EC approves Bristol-Myers Squibb’s Sprycel (dasatinib) in combination with chemotherapy for treatment of paediatric patients with newly-diagnosed Philadelphia chromosome-positive acute lymphoblastic leukemia.
Bristol-Myers Squibb Company has announced that the European Commission (EC) has approved Sprycel (dasatinib) in combination with chemotherapy for the treatment of paediatric patients with newly-diagnosed Philadelphia chromosome-positive (Ph+) acute lymphoblastic leukemia (ALL). This is the second paediatric leukemia indication for Sprycel in Europe. The approval includes both the tablet form of Sprycel and, in a first for paediatric patients with ALL in Europe, the powder for oral suspension (PFOS) formulation of Sprycel.

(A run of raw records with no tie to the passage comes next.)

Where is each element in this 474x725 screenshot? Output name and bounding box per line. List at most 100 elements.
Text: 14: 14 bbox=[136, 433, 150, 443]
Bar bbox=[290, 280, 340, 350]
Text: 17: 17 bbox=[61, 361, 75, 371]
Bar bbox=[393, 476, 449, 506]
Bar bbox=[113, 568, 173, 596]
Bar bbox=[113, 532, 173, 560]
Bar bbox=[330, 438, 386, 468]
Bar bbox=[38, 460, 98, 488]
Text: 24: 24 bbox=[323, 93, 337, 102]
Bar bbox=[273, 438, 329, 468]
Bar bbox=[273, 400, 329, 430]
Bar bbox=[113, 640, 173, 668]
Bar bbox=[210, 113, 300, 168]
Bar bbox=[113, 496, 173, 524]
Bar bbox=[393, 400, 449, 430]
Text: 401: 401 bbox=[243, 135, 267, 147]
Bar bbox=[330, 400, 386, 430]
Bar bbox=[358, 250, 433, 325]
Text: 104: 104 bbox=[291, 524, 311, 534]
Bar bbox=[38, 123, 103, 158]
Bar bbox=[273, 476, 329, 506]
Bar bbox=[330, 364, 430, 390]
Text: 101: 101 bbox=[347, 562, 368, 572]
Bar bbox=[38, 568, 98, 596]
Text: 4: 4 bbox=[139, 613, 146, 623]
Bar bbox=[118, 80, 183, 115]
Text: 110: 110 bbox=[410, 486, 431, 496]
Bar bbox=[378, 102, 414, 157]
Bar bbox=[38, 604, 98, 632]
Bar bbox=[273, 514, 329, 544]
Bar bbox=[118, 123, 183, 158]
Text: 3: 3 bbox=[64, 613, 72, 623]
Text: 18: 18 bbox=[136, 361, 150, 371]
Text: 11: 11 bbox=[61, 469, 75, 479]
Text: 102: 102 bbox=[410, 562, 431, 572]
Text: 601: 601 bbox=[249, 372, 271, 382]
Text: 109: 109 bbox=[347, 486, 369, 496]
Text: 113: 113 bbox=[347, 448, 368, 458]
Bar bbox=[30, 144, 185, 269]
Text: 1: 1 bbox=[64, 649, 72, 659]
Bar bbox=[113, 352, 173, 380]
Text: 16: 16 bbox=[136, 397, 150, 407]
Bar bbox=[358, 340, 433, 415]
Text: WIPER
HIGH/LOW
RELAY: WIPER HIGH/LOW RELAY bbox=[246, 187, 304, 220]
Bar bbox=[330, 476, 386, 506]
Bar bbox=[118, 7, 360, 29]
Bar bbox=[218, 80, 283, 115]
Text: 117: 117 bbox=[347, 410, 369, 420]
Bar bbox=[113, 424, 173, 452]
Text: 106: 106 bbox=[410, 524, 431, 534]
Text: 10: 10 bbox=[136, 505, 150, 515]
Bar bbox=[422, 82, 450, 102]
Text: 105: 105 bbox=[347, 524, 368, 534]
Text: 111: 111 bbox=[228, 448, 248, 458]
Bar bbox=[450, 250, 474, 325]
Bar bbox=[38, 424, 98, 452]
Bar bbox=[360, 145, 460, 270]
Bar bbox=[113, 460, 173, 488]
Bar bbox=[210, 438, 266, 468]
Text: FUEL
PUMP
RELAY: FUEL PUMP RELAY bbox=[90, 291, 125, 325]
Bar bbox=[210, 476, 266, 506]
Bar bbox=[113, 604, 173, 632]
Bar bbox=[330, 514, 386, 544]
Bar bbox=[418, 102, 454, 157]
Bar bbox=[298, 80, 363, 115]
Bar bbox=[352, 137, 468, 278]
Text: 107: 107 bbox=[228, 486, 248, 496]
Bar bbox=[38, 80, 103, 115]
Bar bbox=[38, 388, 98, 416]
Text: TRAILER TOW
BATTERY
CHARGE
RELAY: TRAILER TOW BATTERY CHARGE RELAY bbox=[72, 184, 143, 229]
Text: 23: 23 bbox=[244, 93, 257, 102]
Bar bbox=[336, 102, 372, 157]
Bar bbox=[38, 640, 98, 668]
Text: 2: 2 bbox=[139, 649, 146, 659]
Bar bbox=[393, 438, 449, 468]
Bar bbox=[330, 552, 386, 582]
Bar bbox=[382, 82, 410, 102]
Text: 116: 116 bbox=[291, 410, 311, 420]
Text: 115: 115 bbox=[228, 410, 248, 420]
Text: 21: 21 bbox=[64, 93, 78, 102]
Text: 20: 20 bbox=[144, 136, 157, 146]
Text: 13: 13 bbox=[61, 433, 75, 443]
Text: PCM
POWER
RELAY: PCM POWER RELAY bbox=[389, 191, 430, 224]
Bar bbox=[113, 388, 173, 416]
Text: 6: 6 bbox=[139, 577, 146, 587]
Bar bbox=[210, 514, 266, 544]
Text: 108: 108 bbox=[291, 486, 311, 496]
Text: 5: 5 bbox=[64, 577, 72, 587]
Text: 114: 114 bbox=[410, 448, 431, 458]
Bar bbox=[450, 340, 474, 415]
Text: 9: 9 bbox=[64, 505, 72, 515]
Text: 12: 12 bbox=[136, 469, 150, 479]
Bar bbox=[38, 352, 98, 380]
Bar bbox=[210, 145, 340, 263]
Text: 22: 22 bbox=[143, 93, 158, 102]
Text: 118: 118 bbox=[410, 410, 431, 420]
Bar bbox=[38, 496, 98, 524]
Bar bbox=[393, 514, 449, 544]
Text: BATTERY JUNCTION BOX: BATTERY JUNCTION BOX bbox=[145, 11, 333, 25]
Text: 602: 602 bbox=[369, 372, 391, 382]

It says that the approval is based on data from CA180-372 (NCT01460160), a Phase 2 trial which evaluated the addition of Sprycel to a chemotherapy regimen modelled on a Berlin-Frankfurt-Munster high-risk backbone in paediatric patients with newly-diagnosed Ph+ ALL. Results from the CA180-372 trial presented at the 2017 American Society of Hematology Annual Meeting showed that at three years, the combination of Sprycel and chemotherapy demonstrated an event-free survival (EFS) rate, the study’s primary endpoint, of 65.5% (95% CI: 57.7 to 73.7), and an overall survival (OS) rate of 91.5% (95% CI: 84.2 to 95.5).
BMS state that the safety profile of Sprycel administered in combination with chemotherapy in paediatric patients with Ph+ ALL in the CA180-372 trial was consistent with the known safety profile of Sprycel in adults with Ph+ ALL and the known safety profile of the chemotherapy regimen. Primary toxicities of any causality included haematological toxicity such as grade 3 or 4 febrile neutropenia (75.5%), sepsis (23.6%) and bacteremia (24.5%). Non-haematologic, non-infectious grade 3 or 4 adverse events (AEs) attributed to Sprycel and reported in more than 10% of patients were limited to elevated alanine aminotransferase (21.7%) and aspartate transaminase (10.4%). Other grade 3 or 4 AEs attributed to Sprycel were pleural effusion (3.8%), oedema (2.8%), haemorrhage (5.7%) and cardiac failure (0.8%). No events of pulmonary hypertension or pulmonary arterial hypertension were reported.
It adds that patients treated in the study (n=106), all aged younger than 18 years, received Sprycel at a daily dose of 60 mg/m2 on a continuous dosing regimen for up to 24 months, in combination with chemotherapy. Seventy-seven percent of patients (N=82) received Sprycel tablets exclusively, and 23% of patients (N=24) received Sprycel PFOS at least once.
“We are proud that the approval by the European Commission brings children with Ph+ acute lymphoblastic leukemia a new treatment option, including a powder formulation developed as part of our commitment to addressing the unique needs of children with cancer,” said Fouad Namouni, M.D., Head, Oncology Development, Bristol-Myers Squibb.